Codicille : le fait que le texte a été écrit en cinq sessions (une par jour) le fait qu’il aurait été trop vertigineux de tout écrire en une seule fois le fait que réaliser des pauses permet à la pensée de se recharger le fait que ce dispositif m’a redonné l’impulsion espérée.

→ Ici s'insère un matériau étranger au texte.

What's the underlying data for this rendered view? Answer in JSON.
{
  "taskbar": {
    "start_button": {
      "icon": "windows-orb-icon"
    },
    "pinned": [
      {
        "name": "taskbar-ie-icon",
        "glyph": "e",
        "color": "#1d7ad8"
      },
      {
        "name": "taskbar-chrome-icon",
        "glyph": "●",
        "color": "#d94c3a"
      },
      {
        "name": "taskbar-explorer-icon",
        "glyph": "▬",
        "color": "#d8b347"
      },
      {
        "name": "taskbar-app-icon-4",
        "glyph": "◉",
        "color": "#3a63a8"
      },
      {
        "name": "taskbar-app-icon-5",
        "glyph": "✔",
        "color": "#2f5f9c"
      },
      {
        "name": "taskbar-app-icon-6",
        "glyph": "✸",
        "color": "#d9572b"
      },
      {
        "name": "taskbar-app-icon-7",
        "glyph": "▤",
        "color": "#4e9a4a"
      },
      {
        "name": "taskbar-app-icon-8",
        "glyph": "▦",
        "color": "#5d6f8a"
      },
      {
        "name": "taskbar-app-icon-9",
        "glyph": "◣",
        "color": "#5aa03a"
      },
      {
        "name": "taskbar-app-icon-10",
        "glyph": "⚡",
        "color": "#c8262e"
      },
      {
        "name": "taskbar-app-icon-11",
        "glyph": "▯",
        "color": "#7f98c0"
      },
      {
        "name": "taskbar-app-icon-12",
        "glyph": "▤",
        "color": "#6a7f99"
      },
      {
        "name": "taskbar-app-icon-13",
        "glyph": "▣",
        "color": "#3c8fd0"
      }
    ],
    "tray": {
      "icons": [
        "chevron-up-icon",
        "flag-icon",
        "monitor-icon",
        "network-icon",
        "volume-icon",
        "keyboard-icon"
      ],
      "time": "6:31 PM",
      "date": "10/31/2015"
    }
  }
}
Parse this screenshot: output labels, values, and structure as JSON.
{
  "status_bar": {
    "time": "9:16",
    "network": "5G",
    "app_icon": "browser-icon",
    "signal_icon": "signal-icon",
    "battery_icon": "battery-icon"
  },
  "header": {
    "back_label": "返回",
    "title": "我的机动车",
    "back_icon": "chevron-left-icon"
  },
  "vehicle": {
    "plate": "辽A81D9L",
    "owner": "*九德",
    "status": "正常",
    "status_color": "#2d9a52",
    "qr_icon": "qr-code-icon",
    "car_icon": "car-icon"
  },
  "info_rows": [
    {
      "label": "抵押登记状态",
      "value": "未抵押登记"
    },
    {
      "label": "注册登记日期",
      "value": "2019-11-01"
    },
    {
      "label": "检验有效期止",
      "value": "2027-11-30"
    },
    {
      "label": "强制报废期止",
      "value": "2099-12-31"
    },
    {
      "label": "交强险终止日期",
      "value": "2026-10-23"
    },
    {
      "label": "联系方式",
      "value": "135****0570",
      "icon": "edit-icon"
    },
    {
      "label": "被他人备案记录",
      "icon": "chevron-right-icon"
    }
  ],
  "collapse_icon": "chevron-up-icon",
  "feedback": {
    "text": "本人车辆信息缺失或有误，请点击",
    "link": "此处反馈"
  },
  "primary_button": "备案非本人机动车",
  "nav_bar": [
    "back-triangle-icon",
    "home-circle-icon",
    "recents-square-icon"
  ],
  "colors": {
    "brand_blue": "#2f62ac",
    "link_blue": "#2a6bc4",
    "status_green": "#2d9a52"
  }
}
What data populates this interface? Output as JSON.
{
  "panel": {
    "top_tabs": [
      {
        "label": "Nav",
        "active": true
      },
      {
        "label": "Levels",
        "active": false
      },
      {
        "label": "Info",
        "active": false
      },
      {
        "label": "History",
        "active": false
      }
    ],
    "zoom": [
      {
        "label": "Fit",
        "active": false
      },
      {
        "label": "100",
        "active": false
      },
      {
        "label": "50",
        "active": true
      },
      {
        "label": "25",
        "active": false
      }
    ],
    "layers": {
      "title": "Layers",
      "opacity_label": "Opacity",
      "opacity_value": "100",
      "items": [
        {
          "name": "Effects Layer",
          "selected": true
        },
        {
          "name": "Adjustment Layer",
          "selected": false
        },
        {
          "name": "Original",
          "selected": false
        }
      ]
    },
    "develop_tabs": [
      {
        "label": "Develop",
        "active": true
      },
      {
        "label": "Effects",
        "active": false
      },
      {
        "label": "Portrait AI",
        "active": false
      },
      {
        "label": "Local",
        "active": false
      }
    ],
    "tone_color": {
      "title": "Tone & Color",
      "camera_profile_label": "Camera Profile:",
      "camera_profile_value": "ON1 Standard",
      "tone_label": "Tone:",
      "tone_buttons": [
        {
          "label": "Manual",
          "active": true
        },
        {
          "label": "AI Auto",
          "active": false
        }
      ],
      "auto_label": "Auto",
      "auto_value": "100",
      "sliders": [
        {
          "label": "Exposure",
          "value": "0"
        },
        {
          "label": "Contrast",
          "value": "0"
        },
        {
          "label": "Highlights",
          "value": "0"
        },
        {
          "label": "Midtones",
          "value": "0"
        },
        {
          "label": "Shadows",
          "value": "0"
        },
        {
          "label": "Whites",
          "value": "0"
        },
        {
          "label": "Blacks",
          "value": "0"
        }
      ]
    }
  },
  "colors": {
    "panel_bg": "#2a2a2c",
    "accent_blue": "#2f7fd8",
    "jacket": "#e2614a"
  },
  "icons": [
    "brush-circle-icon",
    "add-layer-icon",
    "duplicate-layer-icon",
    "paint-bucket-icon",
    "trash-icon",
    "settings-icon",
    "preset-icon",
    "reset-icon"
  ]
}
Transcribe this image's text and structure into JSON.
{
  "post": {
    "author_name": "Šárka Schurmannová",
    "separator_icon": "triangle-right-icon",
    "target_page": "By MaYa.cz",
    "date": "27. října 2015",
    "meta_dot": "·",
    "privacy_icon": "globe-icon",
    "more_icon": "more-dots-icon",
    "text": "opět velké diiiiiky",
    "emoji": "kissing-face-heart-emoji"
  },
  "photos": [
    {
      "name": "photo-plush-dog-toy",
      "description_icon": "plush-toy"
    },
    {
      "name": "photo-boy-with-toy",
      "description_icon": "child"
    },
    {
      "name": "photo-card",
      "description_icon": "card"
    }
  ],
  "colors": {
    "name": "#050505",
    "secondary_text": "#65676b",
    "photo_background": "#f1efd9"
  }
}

12. une autre fois comme de l’eau


proposition de départ

une autre fois le gravier noir crissant sous la semelle plate qui trépigne c’est la voie 2 c’est la cigarette entre l’index et le majeur c’est sous le crachin c’est toujours la même discussion avec une connaissance dont on ne connaît pas le nom

une autre fois il y a de la terre sur le carrelage de marbre blanc c’est ce que voient les yeux qui ne perçoivent rien depuis le canapé c’est le vide c’est la respiration qui s’emballe c’est la poitrine qui se soulève c’est le temps qui ne passe pas et des pensées sombres

une autre fois c’est sur scène dans un théâtre c’est la main qui tremble qui fait trembler la feuille sous la chaleur de la douche de lumière et des cœurs qui se serrent comme pour mieux se réchauffer après un trop long hiver

une autre fois c’est le vent qui balaie les visages surplombant les corps alignés à plus d’un mètre de distance devant la boulangerie avec des téléphones prolongeant les corps et de toute façon personne ne se parlait avant

une autre fois ce sont les doigts qui tournent les pages du livre les mêmes doigts qui suivent le texte du doigt et la lumière jamais suffisante qui fatigue les yeux et même que parfois ils prennent froid sans s’en rendre compte

une autre fois c’est tout le corps qui ne réfléchit pas quand il prépare le café vers six heures du matin et qu’il appuie bouton cuillère café moulu lait sucre quand le chien jappe pour sortir et qu’il n’existe pas encore de mots pour dire tout cela

une autre fois c’est attendre dans le froid par tous les pores de la peau par tous les muscles qui se raidissent et surtout la jambe qui fait du surplace avec le cerveau qui bouillonne et les neurotransmetteurs qui neurotransmettent des informations qui nous dépasseront toujours c’est attendre le bus un homme ou une femme dans le bus pour lui dire des mots qui raidissent mais qui nous dépasseront toujours et fuir avant l’arrivée du bus la jambe engourdie le cerveau qui bouillonne et les neurotransmetteurs qui semblent nous juger froidement

Codicille : texte augmenté fragment par fragments du 30 août au 4 septembre en essayant d’atteindre cette écriture aqueuse.

11. Chaudes mains


Elles n’ont jamais été douces. Plutôt légèrement rêches. Parfois ses mains s’appuient sur l’un des bancs en granit de la place du Marché. Alors, les jambes croisées, c’est la cheville qui pivote nerveusement. D’autres fois, ses mains tremblent au moment de prendre une photo. Elle doit vraiment prendre sur elle pour rester immobile et éviter l’abus involontaire de flou artistique qui la rend triste quand elle trie ses fichiers. Parfois elle décide de peindre avec les doigts, la peinture faisant ressortir les empreintes digitales, les jointures et les cicatrices. Comme lorsqu’elle s’est transpercé le pouce avec l’aiguille de la machine à coudre. Le sang mat et épais coulant sur le carrelage de marbre blanc. Parfois ses mains roulent une cigarette dans un ballet complexe et largement inconscient à mesure que les mains se font dépli, dépôt, pincette, glissement et tassement. Un jour, ses mains se sont découvertes chamaniques et savent désormais qu’elles enlèvent la douleur physique, notamment au niveau de l’estomac. Ces derniers temps, ses mains tentent d’appréhender l’avenir au travers des arcanes. Elles n’ont jamais été douces. Elles ont toujours choisi la vie.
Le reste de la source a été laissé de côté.